Le Kenya franchit un cap décisif dans la régulation de l’IA avec une loi ambitieuse
Le Kenya, souvent surnommé la « Silicon Savannah » africaine grâce à ses innovations technologiques comme M-Pesa et Ushahidi, vient de se doter d’une loi complète sur l’intelligence artificielle. Promulguée en février 2026, cette loi marque une étape cruciale dans la structuration de son écosystème technologique en pleine expansion. Jusqu’à présent, le pays s’appuyait sur un ensemble disparate de textes législatifs, dont la loi sur la protection des données de 2019 et celle sur les cybercrimes de 2018. La nouvelle loi, inspirée du règlement européen sur l’IA de 2024, vise à harmoniser ces dispositions et à moderniser le cadre juridique.

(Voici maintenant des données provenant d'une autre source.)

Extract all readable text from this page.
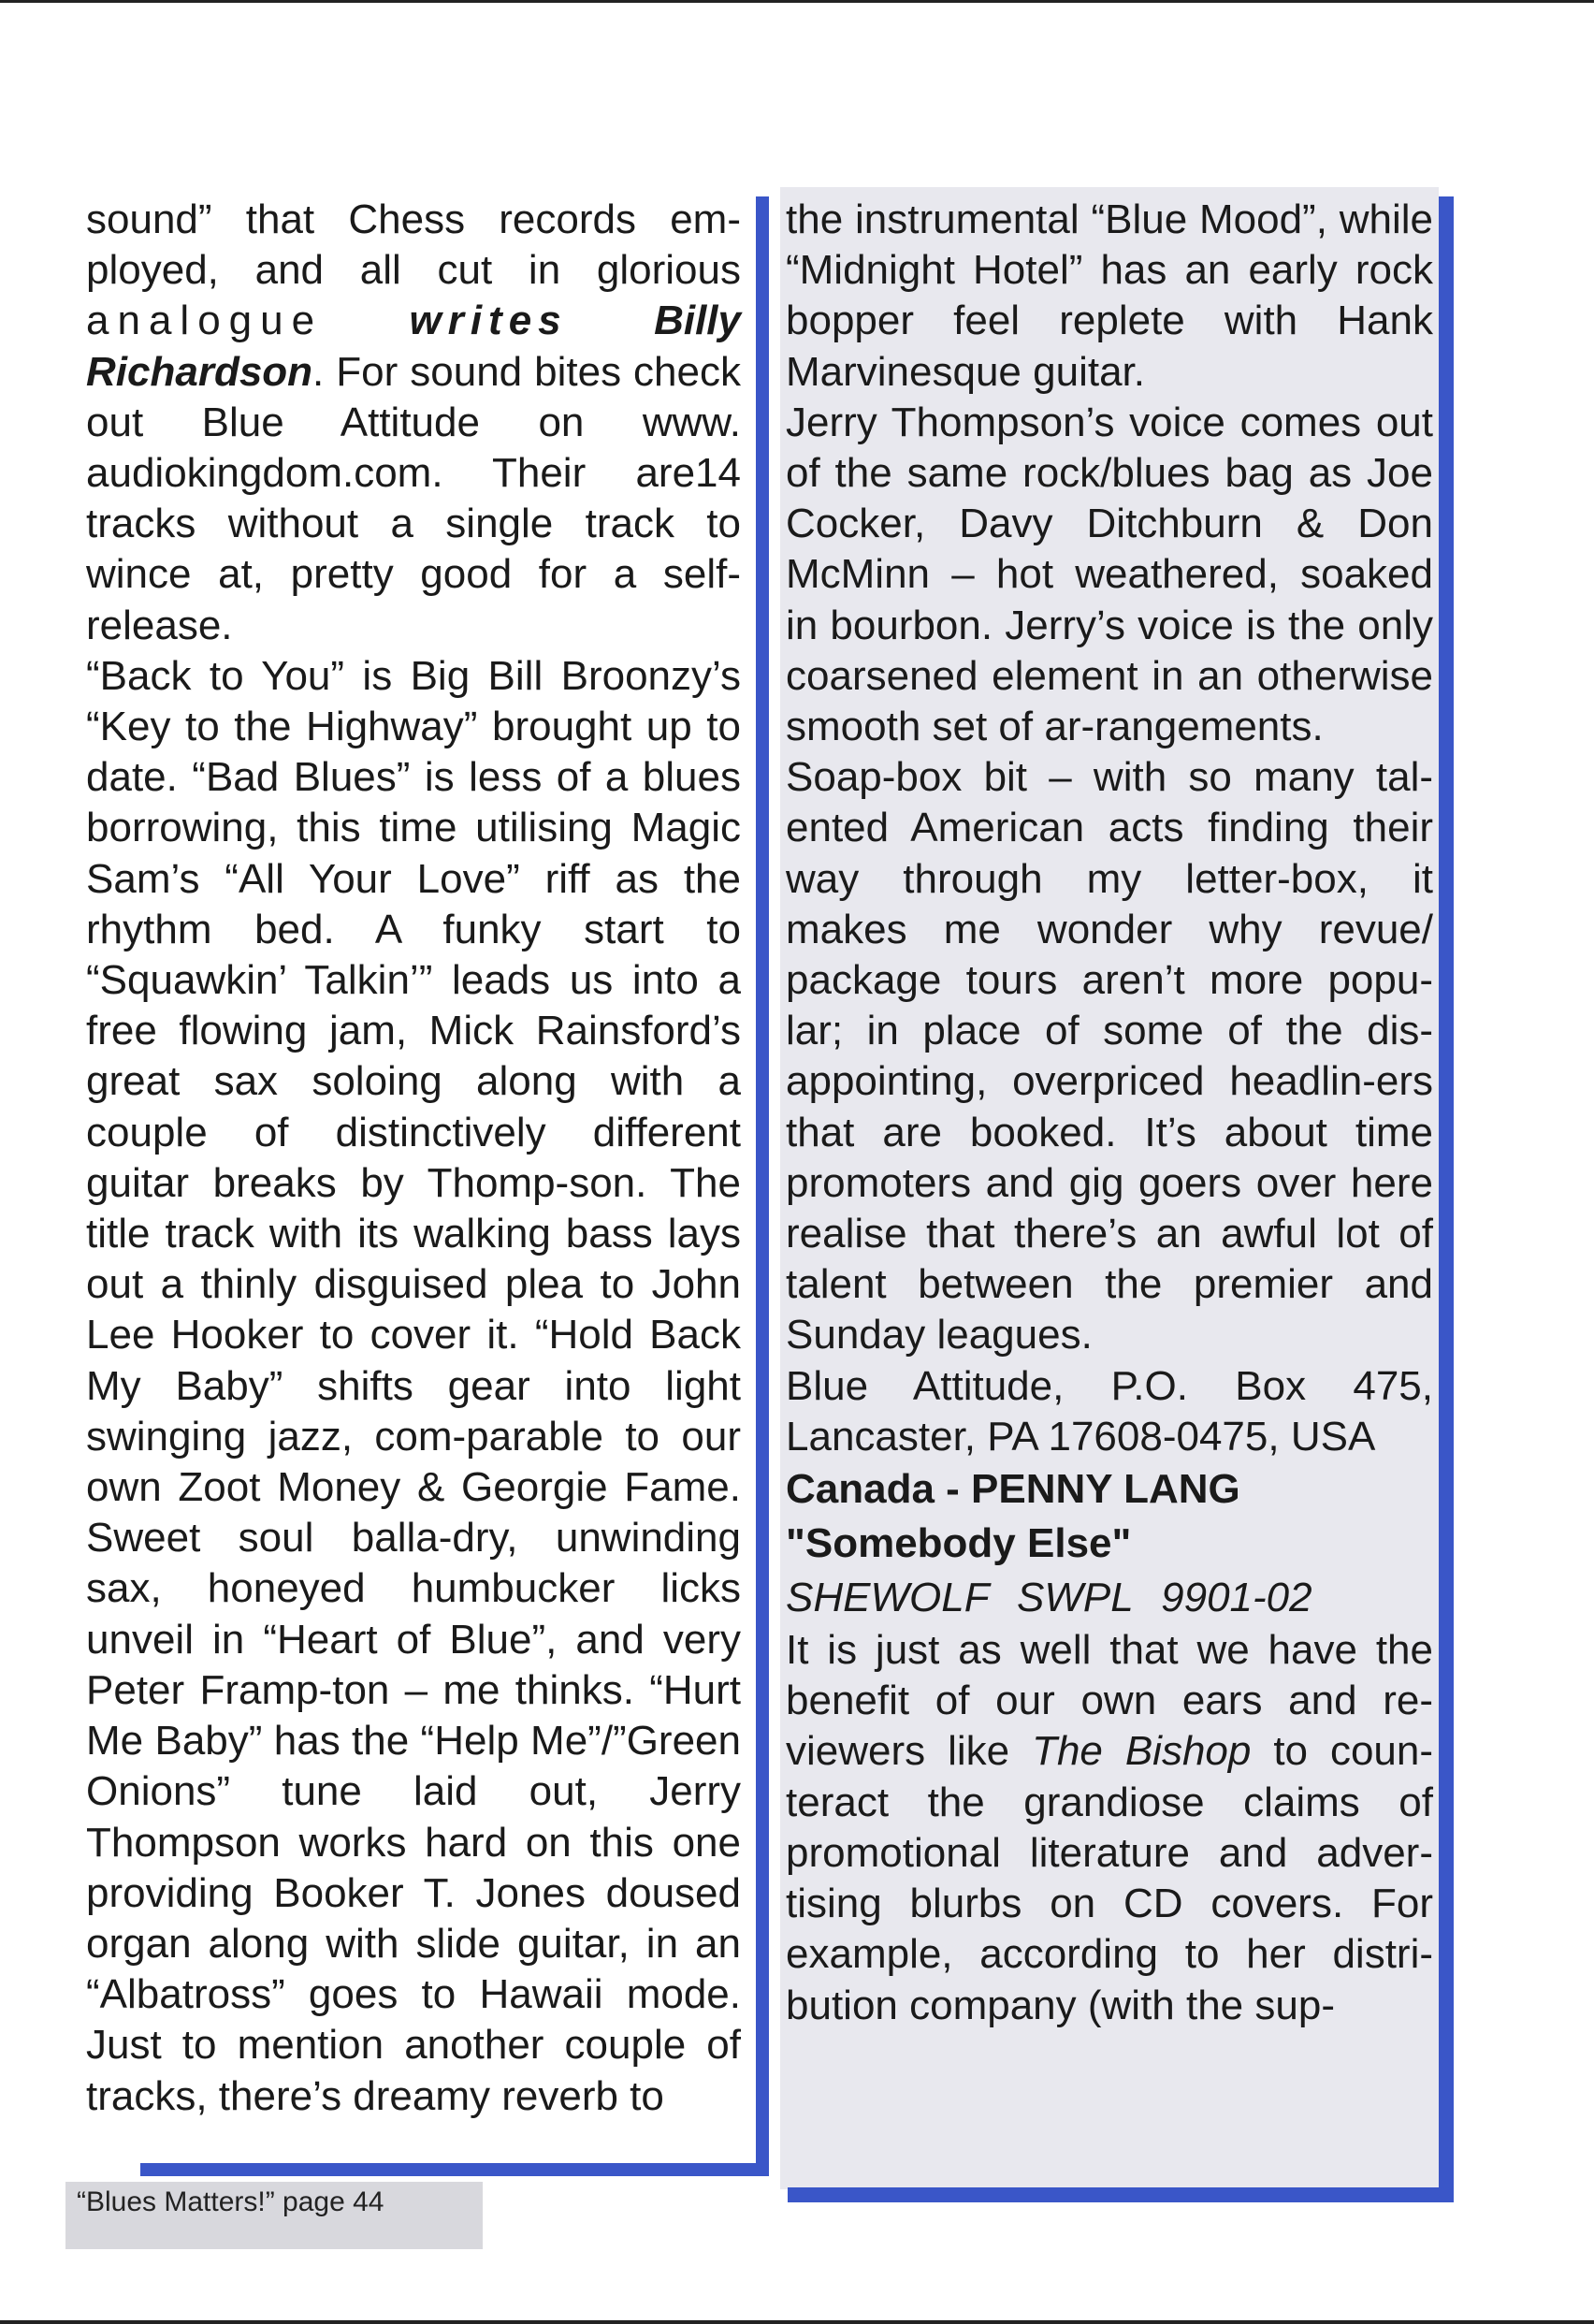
sound” that Chess records em-ployed, and all cut in glorious analogue writes Billy Richardson. For sound bites check out Blue Attitude on www. audiokingdom.com. Their are14 tracks without a single track to wince at, pretty good for a self-release.

“Back to You” is Big Bill Broonzy’s “Key to the Highway” brought up to date. “Bad Blues” is less of a blues borrowing, this time utilising Magic Sam’s “All Your Love” riff as the rhythm bed. A funky start to “Squawkin’ Talkin’” leads us into a free flowing jam, Mick Rainsford’s great sax soloing along with a couple of distinctively different guitar breaks by Thomp-son. The title track with its walking bass lays out a thinly disguised plea to John Lee Hooker to cover it. “Hold Back My Baby” shifts gear into light swinging jazz, com-parable to our own Zoot Money & Georgie Fame. Sweet soul balla-dry, unwinding sax, honeyed humbucker licks unveil in “Heart of Blue”, and very Peter Framp-ton – me thinks. “Hurt Me Baby” has the “Help Me”/”Green Onions” tune laid out, Jerry Thompson works hard on this one providing Booker T. Jones doused organ along with slide guitar, in an “Albatross” goes to Hawaii mode. Just to mention another couple of tracks, there’s dreamy reverb to

the instrumental “Blue Mood”, while “Midnight Hotel” has an early rock bopper feel replete with Hank Marvinesque guitar.

Jerry Thompson’s voice comes out of the same rock/blues bag as Joe Cocker, Davy Ditchburn & Don McMinn – hot weathered, soaked in bourbon. Jerry’s voice is the only coarsened element in an otherwise smooth set of ar-rangements.

Soap-box bit – with so many tal-ented American acts finding their way through my letter-box, it makes me wonder why revue/ package tours aren’t more popu-lar; in place of some of the dis-appointing, overpriced headlin-ers that are booked. It’s about time promoters and gig goers over here realise that there’s an awful lot of talent between the premier and Sunday leagues.

Blue Attitude, P.O. Box 475, Lancaster, PA 17608-0475, USA

Canada - PENNY LANG

"Somebody Else"

SHEWOLF SWPL 9901-02

It is just as well that we have the benefit of our own ears and re-viewers like The Bishop to coun-teract the grandiose claims of promotional literature and adver-tising blurbs on CD covers. For example, according to her distri-bution company (with the sup-

“Blues Matters!” page 44
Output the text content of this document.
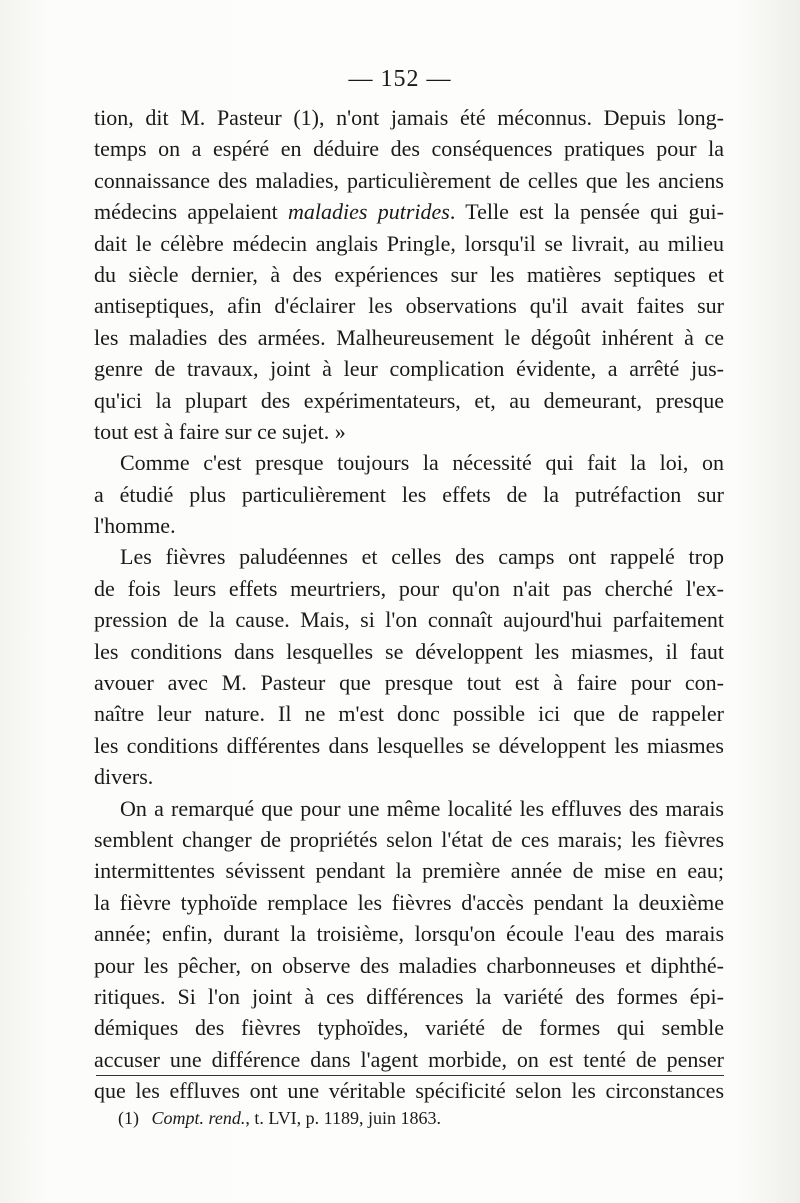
— 152 —
tion, dit M. Pasteur (1), n'ont jamais été méconnus. Depuis long-
temps on a espéré en déduire des conséquences pratiques pour la
connaissance des maladies, particulièrement de celles que les anciens
médecins appelaient maladies putrides. Telle est la pensée qui gui-
dait le célèbre médecin anglais Pringle, lorsqu'il se livrait, au milieu
du siècle dernier, à des expériences sur les matières septiques et
antiseptiques, afin d'éclairer les observations qu'il avait faites sur
les maladies des armées. Malheureusement le dégoût inhérent à ce
genre de travaux, joint à leur complication évidente, a arrêté jus-
qu'ici la plupart des expérimentateurs, et, au demeurant, presque
tout est à faire sur ce sujet. »
Comme c'est presque toujours la nécessité qui fait la loi, on
a étudié plus particulièrement les effets de la putréfaction sur
l'homme.
Les fièvres paludéennes et celles des camps ont rappelé trop
de fois leurs effets meurtriers, pour qu'on n'ait pas cherché l'ex-
pression de la cause. Mais, si l'on connaît aujourd'hui parfaitement
les conditions dans lesquelles se développent les miasmes, il faut
avouer avec M. Pasteur que presque tout est à faire pour con-
naître leur nature. Il ne m'est donc possible ici que de rappeler
les conditions différentes dans lesquelles se développent les miasmes
divers.
On a remarqué que pour une même localité les effluves des marais
semblent changer de propriétés selon l'état de ces marais; les fièvres
intermittentes sévissent pendant la première année de mise en eau;
la fièvre typhoïde remplace les fièvres d'accès pendant la deuxième
année; enfin, durant la troisième, lorsqu'on écoule l'eau des marais
pour les pêcher, on observe des maladies charbonneuses et diphthé-
ritiques. Si l'on joint à ces différences la variété des formes épi-
démiques des fièvres typhoïdes, variété de formes qui semble
accuser une différence dans l'agent morbide, on est tenté de penser
que les effluves ont une véritable spécificité selon les circonstances
(1) Compt. rend., t. LVI, p. 1189, juin 1863.
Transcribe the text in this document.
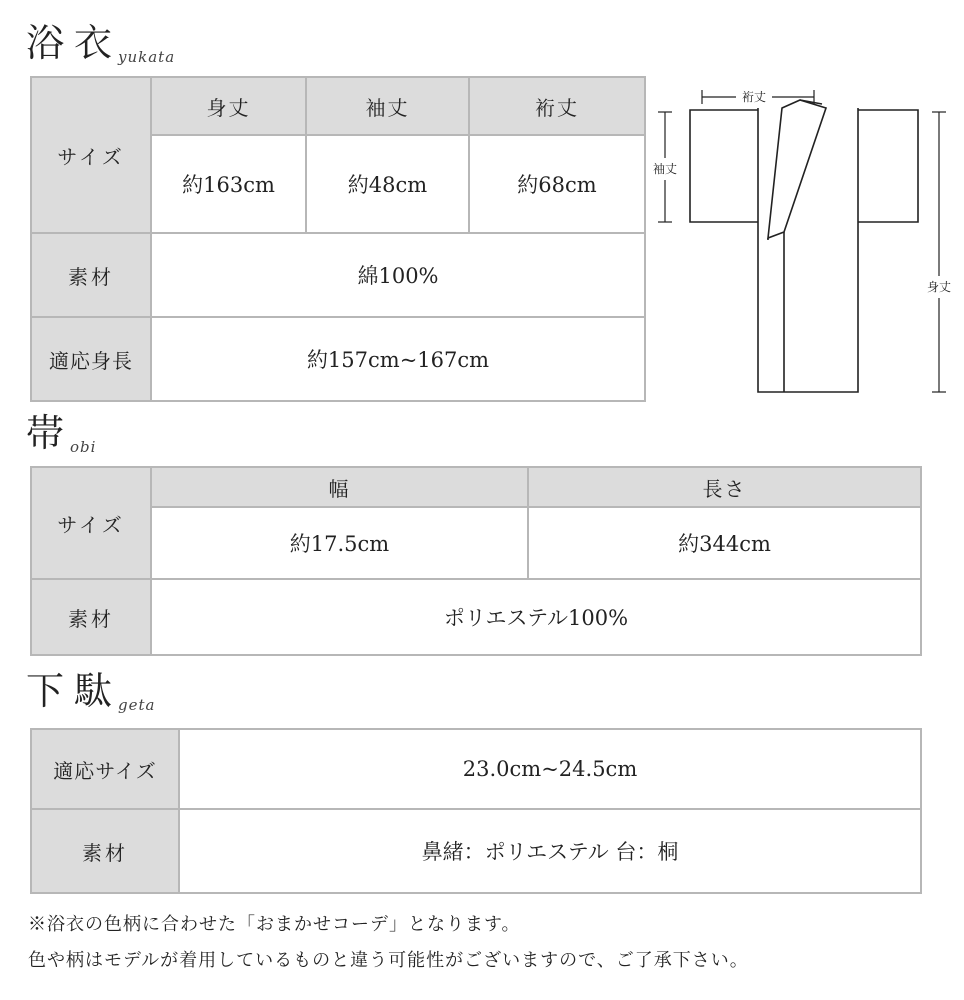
浴衣
yukata
サイズ	身丈	袖丈	裄丈
	約163cm	約48cm	約68cm
素材	綿100%		
適応身長	約157cm~167cm		
裄丈
袖丈
身丈
帯
obi
サイズ	幅	長さ
	約17.5cm	約344cm
素材	ポリエステル100%	
下駄
geta
適応サイズ	23.0cm~24.5cm
素材	鼻緒：ポリエステル 台：桐
※浴衣の色柄に合わせた「おまかせコーデ」となります。
色や柄はモデルが着用しているものと違う可能性がございますので、ご了承下さい。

Un « shérif numérique » pour superviser l’IA
L’élément le plus marquant de cette loi est la création d’un nouvel organe indépendant : l’Office du Commissaire à l’Intelligence Artificielle. Cette autorité, surnommée le « shérif numérique », aura des pouvoirs étendus pour inspecter les systèmes d’IA, accéder aux données d’entraînement et enquêter sur les plaintes. Le commissaire, nommé par le président et approuvé par l’Assemblée nationale, disposera d’un mandat renouvelable de cinq ans. Les exigences pour ce poste sont particulièrement strictes, nécessitant un diplôme de master minimum dans des domaines comme l’IA ou le droit, ainsi qu’au moins dix ans d’expérience en gouvernance de l’IA.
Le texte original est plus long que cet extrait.